Williams continued to face adversity during the tournament. In her loss at the US Open Finals on Saturday, Sept. 8, Williams found herself in an argument with the chair umpire, calling him a “thief’ after he gave the game to Naomi Osaka, Williams’ opponent. “I’ve seen other men call other umpires several things, and I’m here fighting for women’s rights and for women’s equality…And for me to say ‘thief,’ and for him to take a game, it made me feel like it was a sexist remark.” Williams said in her post-game interview. Williams continues to take a stand for this women’s rights issue, even though she was fined $17,000 for her actions.

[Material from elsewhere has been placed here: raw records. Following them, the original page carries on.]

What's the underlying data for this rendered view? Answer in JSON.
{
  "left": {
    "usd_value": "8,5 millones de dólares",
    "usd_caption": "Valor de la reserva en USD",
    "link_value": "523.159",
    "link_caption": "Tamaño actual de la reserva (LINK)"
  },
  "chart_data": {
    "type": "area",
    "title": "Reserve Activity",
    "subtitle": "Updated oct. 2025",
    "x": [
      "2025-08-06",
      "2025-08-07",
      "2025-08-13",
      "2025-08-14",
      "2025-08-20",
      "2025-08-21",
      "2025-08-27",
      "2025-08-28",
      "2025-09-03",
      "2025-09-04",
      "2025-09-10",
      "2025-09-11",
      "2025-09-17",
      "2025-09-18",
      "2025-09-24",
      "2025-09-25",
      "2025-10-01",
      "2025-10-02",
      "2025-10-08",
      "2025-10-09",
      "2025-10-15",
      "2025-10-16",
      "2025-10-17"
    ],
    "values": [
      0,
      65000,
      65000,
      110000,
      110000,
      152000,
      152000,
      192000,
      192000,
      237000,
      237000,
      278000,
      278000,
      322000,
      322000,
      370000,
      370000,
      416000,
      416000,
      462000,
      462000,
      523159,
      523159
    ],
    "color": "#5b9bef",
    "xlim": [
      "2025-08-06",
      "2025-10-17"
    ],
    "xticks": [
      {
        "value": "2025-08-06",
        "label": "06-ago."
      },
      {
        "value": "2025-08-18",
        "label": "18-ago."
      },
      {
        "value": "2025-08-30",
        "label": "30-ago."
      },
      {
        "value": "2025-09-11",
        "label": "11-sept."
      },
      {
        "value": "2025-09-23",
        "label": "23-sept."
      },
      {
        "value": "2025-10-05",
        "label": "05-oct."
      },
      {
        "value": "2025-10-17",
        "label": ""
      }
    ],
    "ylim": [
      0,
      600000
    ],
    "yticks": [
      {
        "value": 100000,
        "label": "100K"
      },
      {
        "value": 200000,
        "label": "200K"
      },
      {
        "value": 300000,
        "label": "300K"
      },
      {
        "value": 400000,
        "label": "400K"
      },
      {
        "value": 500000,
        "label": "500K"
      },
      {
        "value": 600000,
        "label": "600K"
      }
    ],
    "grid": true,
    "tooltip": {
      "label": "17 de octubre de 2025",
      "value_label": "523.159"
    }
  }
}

Several female athletes at Masters have also experienced sexism. Junior Gabi Seguinot, a striker on the Girls Varsity Soccer team, explained how their soccer team seems to get less positive recognition than the boys teams when they win, and more negative recognition when they lose. Masters athletic Director Kevin Versen also gave a little insight on how female high school athletes get away with much less than males in many different sports. “I don’t think that high school officials call the games the same,” said Versen. As these show, this problem stretches way beyond the professional level.

Hopefully, Williams continues her effort towards gender equality in sports. It’s extremely important to recognize female athletes as athletes. They deserve the same respect as their male counterparts, and it’s not that hard to give that to them.